I once had a very dear friend. We didn’t know each other for very long – only about six months – before she went to live very far away. And in fact it wasn’t until she was going to leave that I realised how important she was to me.

We had only known each other a few months, and we didn’t have very much in common, but we spoke on the phone every day, for over an hour. I remember that for a time it was the best hour of my day, and I always looked forward to it.

I remember when she said she was going to leave, I organised a party for her. I got some friends together – some that she didn’t know very well, but that I knew she might have liked to – and we went to a fancy themed restaurant. We had to dress up: I was a monk and she was a gypsy – and she looked the part so much I almost forgot that it was just a costume.

In between the festivities we all gave her gifts. Mine was a CD I had made myself, with songs about our brief friendship. She gave me a little book of quotes about friends and a sliver of crystal, both of which I still keep in a box on my shelf.

That night I went home and I wrote a poem about her, trying to put to paper how I felt. It was called Gypsy Queen, and ever since that’s how I’ve remembered her: as a dark, mysterious, beautiful gypsy who danced in and out of my life.

After that the five of us saw so much of each other, we were closer than I would have thought possible. By the time she left, she was more a sister to me than she was a friend.

In the beginning we mailed frequently – every day, almost. It became a daily ritual to come home, find a new message from her and spend some time crafting a long, heartfelt reply. It was almost as if nothing had changed, except I now had an empty seat next to me in English and we spoke over email rather than telephone. We still had a lot to talk about.

She had some trouble in her new home. Trouble fitting in, trouble at school. I did whatever I could to help. For a while, she still needed me: someone to talk to, to confide in.

My birthday came around, and there wasn’t an email from her. It didn’t worry me – she just hadn’t written one that day, and it would come the next or the day after. When I got a phone call that afternoon from her, it was wonderful. It very nearly brought a tear to my eye. When we spoke it was like nothing had changed, and we were as close as ever.

For a while, we kept it up. But gradually, we grew apart. Nothing happened, there wasn’t a falling out – I can’t even imagine us fighting. But slowly the emails came less and less frequently. We were both busy, and everything we had in common was rapidly becoming just a set of pleasant memories.

She made friends. Great friends – who I heard about and who I was certain could have been my friends too, if we ever met. But we didn’t, we couldn’t. And now she had people to talk to, to confide in. She had people who could be there for her like I was once upon a time.

The emails still came, but less and less. The events I read about were so foreign and so far away that it might have been a report on the evening news for all I knew.
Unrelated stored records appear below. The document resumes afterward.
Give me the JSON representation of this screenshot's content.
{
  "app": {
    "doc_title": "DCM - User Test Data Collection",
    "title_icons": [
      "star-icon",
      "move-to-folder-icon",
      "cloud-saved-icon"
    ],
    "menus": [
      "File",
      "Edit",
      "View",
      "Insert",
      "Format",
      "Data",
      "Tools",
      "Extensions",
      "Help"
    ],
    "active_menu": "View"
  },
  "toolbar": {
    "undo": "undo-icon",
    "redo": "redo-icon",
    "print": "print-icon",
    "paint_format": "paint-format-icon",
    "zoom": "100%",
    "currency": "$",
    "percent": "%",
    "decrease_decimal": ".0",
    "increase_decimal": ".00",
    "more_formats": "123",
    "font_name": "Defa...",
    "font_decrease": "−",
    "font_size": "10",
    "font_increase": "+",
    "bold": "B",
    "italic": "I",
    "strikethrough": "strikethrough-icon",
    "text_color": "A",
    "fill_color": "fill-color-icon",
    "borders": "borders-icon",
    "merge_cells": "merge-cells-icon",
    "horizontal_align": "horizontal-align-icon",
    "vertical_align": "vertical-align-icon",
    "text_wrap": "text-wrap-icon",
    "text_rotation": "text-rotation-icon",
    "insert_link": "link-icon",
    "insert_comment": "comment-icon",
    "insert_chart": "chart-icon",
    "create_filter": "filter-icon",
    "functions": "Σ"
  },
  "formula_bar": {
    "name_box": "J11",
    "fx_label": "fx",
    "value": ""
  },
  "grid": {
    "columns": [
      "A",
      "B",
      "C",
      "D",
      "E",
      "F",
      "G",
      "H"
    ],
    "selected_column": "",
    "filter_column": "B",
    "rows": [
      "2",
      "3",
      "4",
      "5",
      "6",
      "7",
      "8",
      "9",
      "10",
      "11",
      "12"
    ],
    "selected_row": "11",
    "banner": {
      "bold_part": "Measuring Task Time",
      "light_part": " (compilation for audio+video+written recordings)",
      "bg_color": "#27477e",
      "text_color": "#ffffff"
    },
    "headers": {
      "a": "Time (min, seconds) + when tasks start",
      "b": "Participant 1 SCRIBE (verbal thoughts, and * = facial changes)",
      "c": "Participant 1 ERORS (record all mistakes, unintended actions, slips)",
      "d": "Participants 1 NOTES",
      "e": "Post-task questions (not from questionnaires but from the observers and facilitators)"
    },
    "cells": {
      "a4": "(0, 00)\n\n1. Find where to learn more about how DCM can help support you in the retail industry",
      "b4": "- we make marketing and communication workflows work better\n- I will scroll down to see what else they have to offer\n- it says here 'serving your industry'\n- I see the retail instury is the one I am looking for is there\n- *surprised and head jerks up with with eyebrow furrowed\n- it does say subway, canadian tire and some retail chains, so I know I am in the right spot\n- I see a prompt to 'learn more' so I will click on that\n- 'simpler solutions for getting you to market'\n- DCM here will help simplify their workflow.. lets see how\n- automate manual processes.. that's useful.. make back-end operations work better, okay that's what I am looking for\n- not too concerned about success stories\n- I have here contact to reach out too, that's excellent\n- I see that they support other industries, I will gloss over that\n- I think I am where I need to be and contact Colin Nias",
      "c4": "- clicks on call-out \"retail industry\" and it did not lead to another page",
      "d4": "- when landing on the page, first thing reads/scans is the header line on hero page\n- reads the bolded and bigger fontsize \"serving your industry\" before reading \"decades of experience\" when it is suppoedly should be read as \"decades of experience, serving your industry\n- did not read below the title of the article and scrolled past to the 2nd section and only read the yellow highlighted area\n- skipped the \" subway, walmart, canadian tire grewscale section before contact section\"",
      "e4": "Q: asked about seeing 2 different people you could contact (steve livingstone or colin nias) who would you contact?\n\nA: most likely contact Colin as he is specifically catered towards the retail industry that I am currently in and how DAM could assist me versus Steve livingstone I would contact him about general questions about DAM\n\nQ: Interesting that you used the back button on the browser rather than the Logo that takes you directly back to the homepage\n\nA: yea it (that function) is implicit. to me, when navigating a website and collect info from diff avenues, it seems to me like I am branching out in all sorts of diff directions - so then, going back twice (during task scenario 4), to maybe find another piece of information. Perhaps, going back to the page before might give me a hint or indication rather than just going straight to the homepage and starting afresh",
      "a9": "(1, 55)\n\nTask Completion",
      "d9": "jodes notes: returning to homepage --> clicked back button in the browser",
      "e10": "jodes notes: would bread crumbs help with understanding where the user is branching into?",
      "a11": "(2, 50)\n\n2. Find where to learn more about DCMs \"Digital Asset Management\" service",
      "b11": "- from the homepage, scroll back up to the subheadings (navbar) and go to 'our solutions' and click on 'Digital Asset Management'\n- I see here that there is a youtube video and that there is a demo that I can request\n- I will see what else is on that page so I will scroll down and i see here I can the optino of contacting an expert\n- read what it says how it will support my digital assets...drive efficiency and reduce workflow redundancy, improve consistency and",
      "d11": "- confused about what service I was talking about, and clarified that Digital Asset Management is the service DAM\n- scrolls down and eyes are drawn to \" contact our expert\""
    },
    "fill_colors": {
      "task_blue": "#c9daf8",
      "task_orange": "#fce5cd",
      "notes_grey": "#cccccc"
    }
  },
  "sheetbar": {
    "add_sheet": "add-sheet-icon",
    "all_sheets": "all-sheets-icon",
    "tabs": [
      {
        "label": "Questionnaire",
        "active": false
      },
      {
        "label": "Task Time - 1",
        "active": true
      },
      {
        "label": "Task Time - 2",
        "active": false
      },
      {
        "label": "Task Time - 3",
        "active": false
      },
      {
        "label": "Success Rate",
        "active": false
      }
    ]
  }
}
And all I had to reply with was news of my world back here, and of people she hardly remembered.

The birthday phone calls became a ritual, and one I look forward to every year, twice a year. For an hour or so, every six months, it’s as if she never left. We talked, we laughed, we gossiped. We caught up.

But I haven’t spoken to her for months now. Her emails stopped coming – which I can’t complain about, because mine stopped going. The phone calls seem further and further apart.

When I do catch a snippet of news about her, it’s like I’m hearing about a stranger. A few weeks ago she had her prom, and I didn’t know it was happening, or what her dress looked like, or who took her or whether they kissed afterwards or whether she wanted him to or anything about it.

There’s so much happening in her life that I want to be a part of, and so much in mine that I wish I could confide in her about, and I that wish even more she were here to share with me. I’ve never felt so much like I’m no longer a part of her life, or like I don’t have a right to be anyway.

I once had a very dear friend. We didn’t know each other for very long before she moved very far away indeed; and every day it seems a little further.